E me 'adiantou' o que seria ensinado: arranjo, combinação e permuta. Presenteou-me com quatro livros de matemática, dois para o primeiro e dois para o segundo ano. Livros do professor porque trariam as respostas. Usei-os exaustivamente. Às vezes passava fins de semana mergulhada nos problemas.
     Mas na aula seguinte, quando Dona Arlene nos apresentou as fórmulas e coisa e tal, percebi a mensagem. Não sabia que ela era taurina. Devia ter desconfiado. Meu ascendente em escorpião, água profunda, por vezes me aponta caminhos mais complicados. Ela, de touro, dizia: "Faça o caminho mais simples".
     Depois vieram logaritmos, funções, trigonometria. E a poesia, anunciada na bola de sorvete, explodiu na geometria espacial (?). Calcular volumes e coisas do gênero. Trabalhar com sólidos. Ela levou uma caixa de toblerone para nos mostrar uma outra questão de vestibular. A memória me trai e não sei se aquilo seria um prisma. Desmontou a caixa. Fez com que relembrássemos o cálculo das áreas para chegarmos aos volumes. E, comportamento certamente combatido hoje pelos pedagogos, fez com que decorássemos as formas das áreas para continuarmos com a matéria. E tomou aquilo, diário aberto, marcando pontos. Que delícia! Ficamos afiadíssimos.
     Depois veio a enorme lista de problemas que ela passou. Eu conseguia (não sei como. Morava com meus pais e duas irmãs) ficar sozinha na sala e sentir, perceber as linhas se cruzando, os pontos, o que facilitava e encantava meus cálculos. O volume se tornou palpável para mim. Foi nessa época, por volta dos dezesseis, dezessete anos que aprendi a amar a minha casa.
     No segundo ano, acabamos o livro, a matéria no terceiro bimestre. Estranho, pensei. Ela usou o último para introduzir conteúdo do terceiro ano. Não sabíamos que o nosso colégio tão amado haveria de, por modismo, suponho, substituir o corpo docente por outro de escola de renome no terceiro ano. Fiquei muito desapontada, confesso. Até acho que o Assunção não tinha 'fama' de ser um excelente colégio. Muitos amigos trocaram de escola. Não o fiz, embora tenha recebido propostas.
     Justiça seja feita, o Assunção tinha os melhores professores de matemática. Com raras exceções, ótimos professores de português. Química era um espetáculo. Dona Neiva arrasava na geografia. Em história cheguei a ler trechos de O Capital. Para que mudar os professores?

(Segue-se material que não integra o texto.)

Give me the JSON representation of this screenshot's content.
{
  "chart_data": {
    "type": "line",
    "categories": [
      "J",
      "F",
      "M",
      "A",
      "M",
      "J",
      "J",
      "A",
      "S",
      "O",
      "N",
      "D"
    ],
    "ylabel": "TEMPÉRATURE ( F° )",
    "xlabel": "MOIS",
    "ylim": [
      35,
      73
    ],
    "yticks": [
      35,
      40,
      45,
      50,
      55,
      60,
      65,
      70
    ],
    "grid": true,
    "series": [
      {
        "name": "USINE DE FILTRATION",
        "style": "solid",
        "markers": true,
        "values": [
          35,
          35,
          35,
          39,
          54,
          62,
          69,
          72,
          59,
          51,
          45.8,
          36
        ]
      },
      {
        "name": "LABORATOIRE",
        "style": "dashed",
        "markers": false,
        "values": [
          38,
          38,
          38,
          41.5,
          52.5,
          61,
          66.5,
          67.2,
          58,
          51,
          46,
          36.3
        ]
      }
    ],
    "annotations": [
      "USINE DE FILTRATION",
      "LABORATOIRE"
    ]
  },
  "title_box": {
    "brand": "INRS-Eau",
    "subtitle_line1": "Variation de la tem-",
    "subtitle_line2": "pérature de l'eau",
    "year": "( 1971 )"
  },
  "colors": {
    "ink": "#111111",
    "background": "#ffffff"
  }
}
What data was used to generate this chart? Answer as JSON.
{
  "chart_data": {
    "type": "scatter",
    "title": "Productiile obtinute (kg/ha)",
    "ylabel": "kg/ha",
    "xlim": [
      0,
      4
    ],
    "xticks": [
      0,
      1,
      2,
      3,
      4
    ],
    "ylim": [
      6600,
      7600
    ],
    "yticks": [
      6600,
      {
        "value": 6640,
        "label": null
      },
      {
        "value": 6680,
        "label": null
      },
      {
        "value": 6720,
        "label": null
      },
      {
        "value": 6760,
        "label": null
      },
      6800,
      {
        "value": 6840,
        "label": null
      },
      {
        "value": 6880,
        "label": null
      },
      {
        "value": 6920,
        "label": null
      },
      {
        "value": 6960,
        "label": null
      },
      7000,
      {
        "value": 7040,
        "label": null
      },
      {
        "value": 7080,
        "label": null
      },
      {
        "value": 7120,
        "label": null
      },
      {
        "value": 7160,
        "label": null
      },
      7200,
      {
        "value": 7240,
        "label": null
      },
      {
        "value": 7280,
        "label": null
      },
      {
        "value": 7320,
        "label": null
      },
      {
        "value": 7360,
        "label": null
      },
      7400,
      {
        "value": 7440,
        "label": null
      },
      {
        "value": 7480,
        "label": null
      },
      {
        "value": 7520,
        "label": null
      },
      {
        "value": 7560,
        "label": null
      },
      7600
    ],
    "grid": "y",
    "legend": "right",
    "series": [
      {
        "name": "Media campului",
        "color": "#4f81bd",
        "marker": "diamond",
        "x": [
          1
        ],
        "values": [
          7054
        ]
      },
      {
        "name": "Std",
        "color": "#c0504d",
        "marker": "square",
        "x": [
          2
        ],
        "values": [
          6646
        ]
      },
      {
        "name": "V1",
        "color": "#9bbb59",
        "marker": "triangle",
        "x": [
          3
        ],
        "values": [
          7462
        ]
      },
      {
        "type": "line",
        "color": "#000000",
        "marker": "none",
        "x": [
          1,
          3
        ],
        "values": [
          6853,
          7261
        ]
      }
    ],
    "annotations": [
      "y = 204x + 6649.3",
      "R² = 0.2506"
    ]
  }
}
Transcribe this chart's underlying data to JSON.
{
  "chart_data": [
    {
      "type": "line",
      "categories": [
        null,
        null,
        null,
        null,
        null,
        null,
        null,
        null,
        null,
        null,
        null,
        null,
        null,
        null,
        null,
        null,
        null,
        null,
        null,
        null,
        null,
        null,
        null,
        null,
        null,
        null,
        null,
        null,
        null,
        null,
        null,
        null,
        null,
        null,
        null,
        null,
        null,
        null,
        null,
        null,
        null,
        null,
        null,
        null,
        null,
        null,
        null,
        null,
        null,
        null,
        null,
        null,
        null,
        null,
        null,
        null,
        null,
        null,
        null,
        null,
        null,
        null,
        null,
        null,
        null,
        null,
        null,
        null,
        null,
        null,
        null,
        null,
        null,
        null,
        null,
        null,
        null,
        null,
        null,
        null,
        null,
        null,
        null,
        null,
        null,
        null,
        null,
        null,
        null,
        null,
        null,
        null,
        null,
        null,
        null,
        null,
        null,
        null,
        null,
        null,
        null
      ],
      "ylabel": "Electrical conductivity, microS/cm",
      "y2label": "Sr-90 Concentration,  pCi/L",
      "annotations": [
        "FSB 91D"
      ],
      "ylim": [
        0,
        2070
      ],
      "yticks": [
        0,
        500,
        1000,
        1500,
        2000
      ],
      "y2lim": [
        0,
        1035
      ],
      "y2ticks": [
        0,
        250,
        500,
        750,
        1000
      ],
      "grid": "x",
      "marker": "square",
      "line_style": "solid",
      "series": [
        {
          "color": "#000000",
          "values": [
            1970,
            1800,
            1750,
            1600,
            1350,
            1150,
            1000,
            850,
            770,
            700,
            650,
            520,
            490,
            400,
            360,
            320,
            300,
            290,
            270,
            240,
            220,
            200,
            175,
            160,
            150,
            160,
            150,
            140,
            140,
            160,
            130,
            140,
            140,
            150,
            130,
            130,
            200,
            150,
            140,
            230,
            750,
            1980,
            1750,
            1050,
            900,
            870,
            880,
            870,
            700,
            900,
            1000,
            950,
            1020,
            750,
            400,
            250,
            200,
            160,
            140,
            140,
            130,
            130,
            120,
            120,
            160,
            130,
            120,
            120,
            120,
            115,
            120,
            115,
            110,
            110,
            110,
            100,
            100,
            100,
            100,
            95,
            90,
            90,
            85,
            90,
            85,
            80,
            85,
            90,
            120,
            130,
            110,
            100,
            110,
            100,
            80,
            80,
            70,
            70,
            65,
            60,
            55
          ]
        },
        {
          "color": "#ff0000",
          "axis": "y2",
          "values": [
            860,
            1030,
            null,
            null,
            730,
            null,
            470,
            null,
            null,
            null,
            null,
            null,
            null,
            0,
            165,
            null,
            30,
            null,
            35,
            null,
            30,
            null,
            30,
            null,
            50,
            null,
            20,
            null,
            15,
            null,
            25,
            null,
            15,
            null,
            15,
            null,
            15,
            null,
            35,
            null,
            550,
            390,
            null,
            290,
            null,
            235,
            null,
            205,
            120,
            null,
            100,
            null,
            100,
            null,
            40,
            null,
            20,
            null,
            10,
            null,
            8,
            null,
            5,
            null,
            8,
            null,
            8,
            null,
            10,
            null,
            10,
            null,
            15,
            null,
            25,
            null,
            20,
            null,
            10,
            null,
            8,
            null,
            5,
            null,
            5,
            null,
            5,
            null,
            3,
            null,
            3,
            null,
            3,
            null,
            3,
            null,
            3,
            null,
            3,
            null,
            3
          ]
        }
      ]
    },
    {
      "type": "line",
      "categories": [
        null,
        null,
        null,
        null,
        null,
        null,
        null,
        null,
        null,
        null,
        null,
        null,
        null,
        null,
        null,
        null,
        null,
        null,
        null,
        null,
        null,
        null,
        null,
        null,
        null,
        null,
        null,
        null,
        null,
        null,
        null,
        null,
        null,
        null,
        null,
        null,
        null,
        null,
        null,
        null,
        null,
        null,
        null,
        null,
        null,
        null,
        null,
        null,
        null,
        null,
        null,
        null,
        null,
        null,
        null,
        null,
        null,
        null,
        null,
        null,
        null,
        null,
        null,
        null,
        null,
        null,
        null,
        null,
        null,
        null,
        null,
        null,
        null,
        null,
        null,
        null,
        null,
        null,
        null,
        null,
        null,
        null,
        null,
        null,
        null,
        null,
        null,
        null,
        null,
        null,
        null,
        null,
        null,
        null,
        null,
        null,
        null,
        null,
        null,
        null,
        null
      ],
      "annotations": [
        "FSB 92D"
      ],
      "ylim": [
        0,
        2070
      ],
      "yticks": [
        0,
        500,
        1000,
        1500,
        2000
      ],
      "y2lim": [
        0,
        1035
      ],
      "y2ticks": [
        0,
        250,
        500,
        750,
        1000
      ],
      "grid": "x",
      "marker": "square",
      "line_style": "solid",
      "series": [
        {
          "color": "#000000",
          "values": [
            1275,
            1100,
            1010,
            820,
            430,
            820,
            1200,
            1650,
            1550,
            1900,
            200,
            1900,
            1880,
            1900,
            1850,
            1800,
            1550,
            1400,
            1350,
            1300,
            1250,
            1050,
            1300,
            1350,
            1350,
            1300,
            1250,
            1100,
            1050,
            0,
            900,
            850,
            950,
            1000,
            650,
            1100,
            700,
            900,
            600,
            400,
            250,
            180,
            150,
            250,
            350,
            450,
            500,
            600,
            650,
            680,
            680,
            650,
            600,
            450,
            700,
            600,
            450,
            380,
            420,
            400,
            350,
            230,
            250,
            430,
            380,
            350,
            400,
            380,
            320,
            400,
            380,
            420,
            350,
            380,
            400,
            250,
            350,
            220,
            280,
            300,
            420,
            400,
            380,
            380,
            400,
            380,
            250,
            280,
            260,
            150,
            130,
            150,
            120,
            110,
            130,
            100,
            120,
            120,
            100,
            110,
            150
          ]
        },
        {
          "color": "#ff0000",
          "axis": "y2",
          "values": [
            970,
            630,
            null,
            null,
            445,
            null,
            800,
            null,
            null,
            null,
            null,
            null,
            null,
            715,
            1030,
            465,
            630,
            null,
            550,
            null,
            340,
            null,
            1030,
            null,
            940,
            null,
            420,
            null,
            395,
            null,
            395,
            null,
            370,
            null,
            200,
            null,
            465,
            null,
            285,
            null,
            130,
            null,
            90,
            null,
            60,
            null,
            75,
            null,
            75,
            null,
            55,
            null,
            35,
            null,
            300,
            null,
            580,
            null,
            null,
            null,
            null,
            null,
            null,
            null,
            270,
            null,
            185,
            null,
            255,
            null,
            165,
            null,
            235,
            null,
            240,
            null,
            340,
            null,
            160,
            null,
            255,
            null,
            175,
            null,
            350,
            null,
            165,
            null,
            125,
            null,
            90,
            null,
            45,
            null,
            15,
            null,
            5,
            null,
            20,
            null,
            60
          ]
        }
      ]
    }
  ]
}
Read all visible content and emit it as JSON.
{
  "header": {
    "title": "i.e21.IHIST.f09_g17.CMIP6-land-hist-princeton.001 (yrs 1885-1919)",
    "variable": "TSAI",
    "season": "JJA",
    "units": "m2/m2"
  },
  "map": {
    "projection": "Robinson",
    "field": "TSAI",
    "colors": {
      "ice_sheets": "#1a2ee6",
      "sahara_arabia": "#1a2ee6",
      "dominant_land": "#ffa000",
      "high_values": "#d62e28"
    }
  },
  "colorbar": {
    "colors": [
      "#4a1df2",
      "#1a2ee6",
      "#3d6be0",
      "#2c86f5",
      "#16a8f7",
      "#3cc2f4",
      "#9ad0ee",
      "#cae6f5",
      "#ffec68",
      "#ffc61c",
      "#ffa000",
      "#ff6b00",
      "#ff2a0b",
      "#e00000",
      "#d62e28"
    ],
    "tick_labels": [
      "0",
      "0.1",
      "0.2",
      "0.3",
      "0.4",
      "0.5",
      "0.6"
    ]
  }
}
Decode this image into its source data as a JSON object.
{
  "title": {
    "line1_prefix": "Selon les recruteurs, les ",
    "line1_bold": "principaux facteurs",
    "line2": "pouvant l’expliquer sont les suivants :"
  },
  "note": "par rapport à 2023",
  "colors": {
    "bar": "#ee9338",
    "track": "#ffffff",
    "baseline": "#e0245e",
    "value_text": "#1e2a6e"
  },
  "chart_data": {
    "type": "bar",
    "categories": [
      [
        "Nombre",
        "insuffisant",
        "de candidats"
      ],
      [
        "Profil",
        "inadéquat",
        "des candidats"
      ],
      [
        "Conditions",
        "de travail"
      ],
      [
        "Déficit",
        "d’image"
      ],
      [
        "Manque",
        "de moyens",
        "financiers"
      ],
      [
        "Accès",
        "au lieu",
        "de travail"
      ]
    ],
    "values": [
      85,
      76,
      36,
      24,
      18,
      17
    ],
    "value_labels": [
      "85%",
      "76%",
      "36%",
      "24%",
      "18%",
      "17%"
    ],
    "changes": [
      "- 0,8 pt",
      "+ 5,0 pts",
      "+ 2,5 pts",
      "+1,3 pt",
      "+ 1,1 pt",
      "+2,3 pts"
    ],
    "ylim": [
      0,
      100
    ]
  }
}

     Confesso que não aproveitei o meu terceiro ano como poderia ter feito. De toda a minha vida escolar, foi o ano em que menos estudei. O que não me impediu de passar para a UFF em sexto lugar. De poder escolher o curso que eu quisesse na Universidade que eu quisesse. Fiz Letras na UFF, tá. Isso é outra história.
     Já na universidade, soube, por outra professora com quem mantinha contato, que Dona Arlene havia sido aprovada para a Defensoria Estadual! A danada, além de seis filhos, das aulas que dava e bem, cursara Direito. E conquistara um cargo público. Guardei um recorte de sua posse que saiu em um desses jornais de bairro. Não o tenho mais. Já me mudei duas vezes, mais que o suficiente para ir perdendo coisas e papéis por aí.
     Agora me deparo com uma Dona Arlene que fez o mural de sua própria festa, cujo subtítulo é "Rumo aos Oitenta". Oitenta? Quando mencionaram o título, esperava uma senhorinha, uma velhinha. Senhorinha? Não, Dona Arlene, a senhora continua uma rocha como o sobrenome que ganhou ao se casar. Vaidosa, exuberante e esbanjando vitalidade e determinação.
Com tantos alunos que a senhora teve, não há, com certeza, de se lembrar de mim. Mas deixo aqui essa singela homenagem, a única que posso prestar, com meus votos de um lindo e abençoado aniversário.